Non-bank mortgage firms tend to have more capital and lower leverage ratios than do their large commercial bank counterparts.
The disparity reflects the variety of sources — including the Federal Reserve discount window, Federal Home Loan Bank System and short-term money markets — that are available to banks but unavailable to non-banks.
The findings were discussed by Kroll Bond Rating Agency in its report, How Much Capital Does a Non-Bank Mortgage Company Need?.
For instance, Ocwen has a tangible-common-equity-to-total-asset ratio of 17.9 percent, while PHH has a 17.62 percent ratio and Nationstar’s ratio is 9.21 percent.

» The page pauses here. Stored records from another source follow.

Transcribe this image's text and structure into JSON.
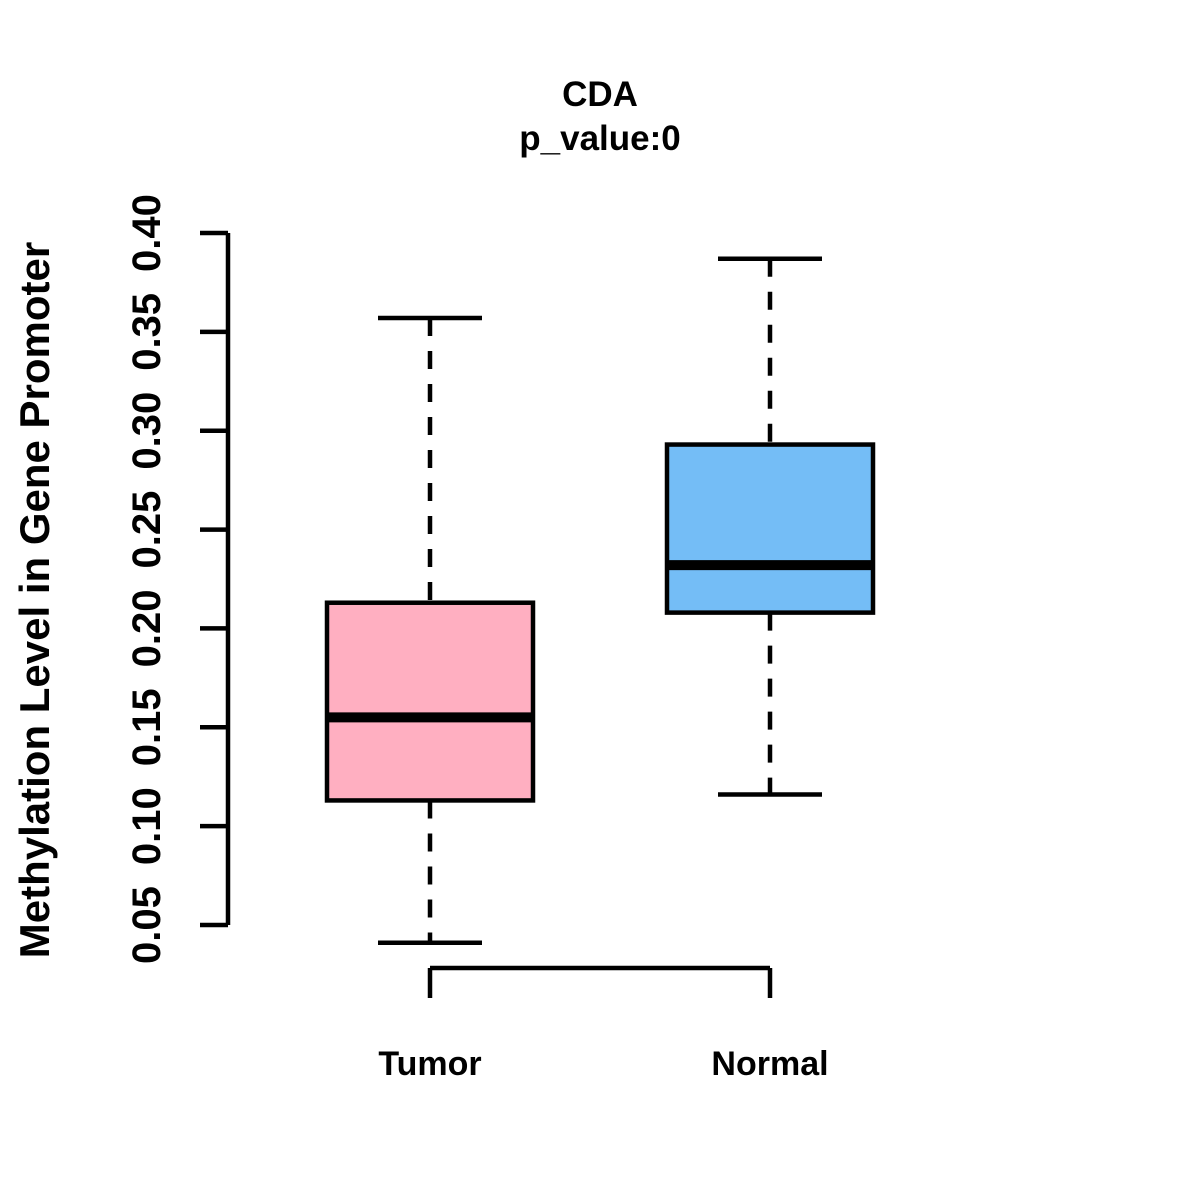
{
  "chart_data": {
    "type": "boxplot",
    "title": "CDA",
    "subtitle": "p_value:0",
    "ylabel": "Methylation Level in Gene Promoter",
    "xlabel": "",
    "categories": [
      "Tumor",
      "Normal"
    ],
    "ylim": [
      0.05,
      0.4
    ],
    "y_ticks": [
      0.05,
      0.1,
      0.15,
      0.2,
      0.25,
      0.3,
      0.35,
      0.4
    ],
    "y_tick_labels": [
      "0.05",
      "0.10",
      "0.15",
      "0.20",
      "0.25",
      "0.30",
      "0.35",
      "0.40"
    ],
    "grid": false,
    "legend": "none",
    "orientation": "vertical",
    "series": [
      {
        "name": "Tumor",
        "lower_whisker": 0.041,
        "q1": 0.113,
        "median": 0.155,
        "q3": 0.213,
        "upper_whisker": 0.357,
        "fill": "#FFAFC1"
      },
      {
        "name": "Normal",
        "lower_whisker": 0.116,
        "q1": 0.208,
        "median": 0.232,
        "q3": 0.293,
        "upper_whisker": 0.387,
        "fill": "#74BDF6"
      }
    ],
    "stroke_color": "#000000",
    "background_color": "#FFFFFF"
  }
}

But at Wells Fargo — which is the biggest mortgage originator and servicer in the country — the ratio is just 8.43 percent.
The ratio falls to 7.07 percent at Bank of America and 6.35 percent at JPMorgan. Citigroup’s ratio is 8.60 percent.
However, at 5.76 percent — Walter’s ratios was lower than the banks and non-banks listed.
Looking at the firms from a leverage standpoint, the debt-to-tangible-common-equity ratio is just 1.38 percent at PHH and 2.37 percent Ocwen. Nationstar is higher at 6.28 percent, as is Walter at 6.87 percent.
But at the banks, the leverage ratios jump to 9.21 percent at Citi and rise as high as 12.97 percent at Chase. Wells Fargo and BofA fall in the middle range of the four banks.
However, Kroll said that the comparison of bank and non-bank ratios is unreasonable.
“Pursuant to the 2010 Dodd Frank law, U.S. regulators are in the process of creating a working resolution regime for large banks so that their potential failure does not lead to a systemic crisis,” the report said. “However, KBRA believes that for the foreseeable future, federal insured depositories and their uninsured depositors will benefit from some degree of extraordinary systemic support. The fact that the FDIC, when acting as a receiver of a bank and/or bank holding company, can pay creditors at its discretion creates the expectation of governmental support.”
The ratings agency recommended that reasonable financial, operational and disclosure requirements for non-banks would benefit investors, consumers and the government sponsored enterprises.
“Close attention need be paid to areas of risk that require adequate capital and profitability, such as lending and mortgage securitization, as opposed to areas that are more concerned with operational efficiency and compliance, such as loan servicing,” the report said.
But Kroll acknowledged that servicer capital levels are important and highlighted how the only Ginnie Mae issuers to default did so because they ran out of cash.
While servicers of Fannie and Freddie loans can fund liquidity needs through commercial banks, Kroll explained that Ginnie servicers need to find capital internally.